“I don’t like that slide,” said my boss. We were reviewing a PowerPoint presentation we were set to give hours later to an important client. “I don’t get the point of it.”
“It talks about how if there is a mismatch between consumption of a medium, and the advertising spent on that medium, it makes sense to shuffle budget around to media where the consumption outpaces the spend. The advertising hasn’t oversaturated the channel, in other words.”
“What does that mean?”
“It means that consumers consume media, like the Internet and Television, at various rates. If the…”
“I know what media is, you don’t have to be condescending.”
“I’m not, just bear with me.”
“Fine.”
“Anyway, if advertising spend on one media is greater than the advertising spend on another media, as a percentage of total advertising budget, then the consumption of that media should also be higher.”
“Ok.”
“So, if people consume media at a rate faster than advertisers spend, the medium is not fully saturated, and you can get more bang for your advertising buck.”

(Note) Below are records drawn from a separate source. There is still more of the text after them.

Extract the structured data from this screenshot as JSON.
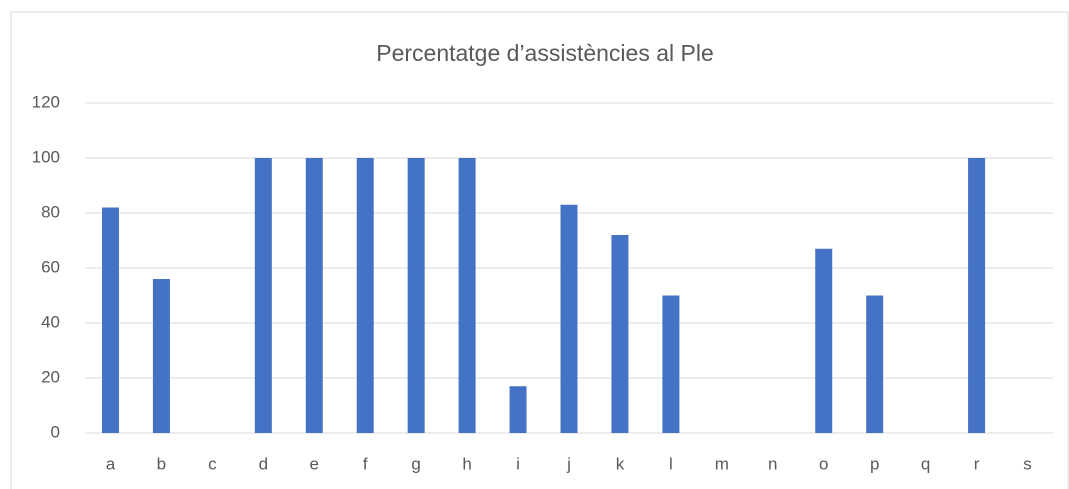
{
  "chart_data": {
    "type": "bar",
    "title": "Percentatge d’assistències al Ple",
    "categories": [
      "a",
      "b",
      "c",
      "d",
      "e",
      "f",
      "g",
      "h",
      "i",
      "j",
      "k",
      "l",
      "m",
      "n",
      "o",
      "p",
      "q",
      "r",
      "s"
    ],
    "values": [
      82,
      56,
      0,
      100,
      100,
      100,
      100,
      100,
      17,
      83,
      72,
      50,
      0,
      0,
      67,
      50,
      0,
      100,
      0
    ],
    "color": "#4472c4",
    "ylim": [
      0,
      120
    ],
    "yticks": [
      0,
      20,
      40,
      60,
      80,
      100,
      120
    ],
    "grid": true
  }
}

We were in his office. He was leaning back in one of those office chairs that has seventeen levers and comes with a user guide. It is the kind of chair that contorts office workers into 138 different uncomfortable, yet ergonomically flawless positions. His arms were crossed; he was weighing my explanation.
“How much time do we have for this presentation?”
“One hour.”
“Let’s just say mobile is very effective, and advertisers aren’t spending enough on it,” he said, “then you point at the chart. They won’t even question it.”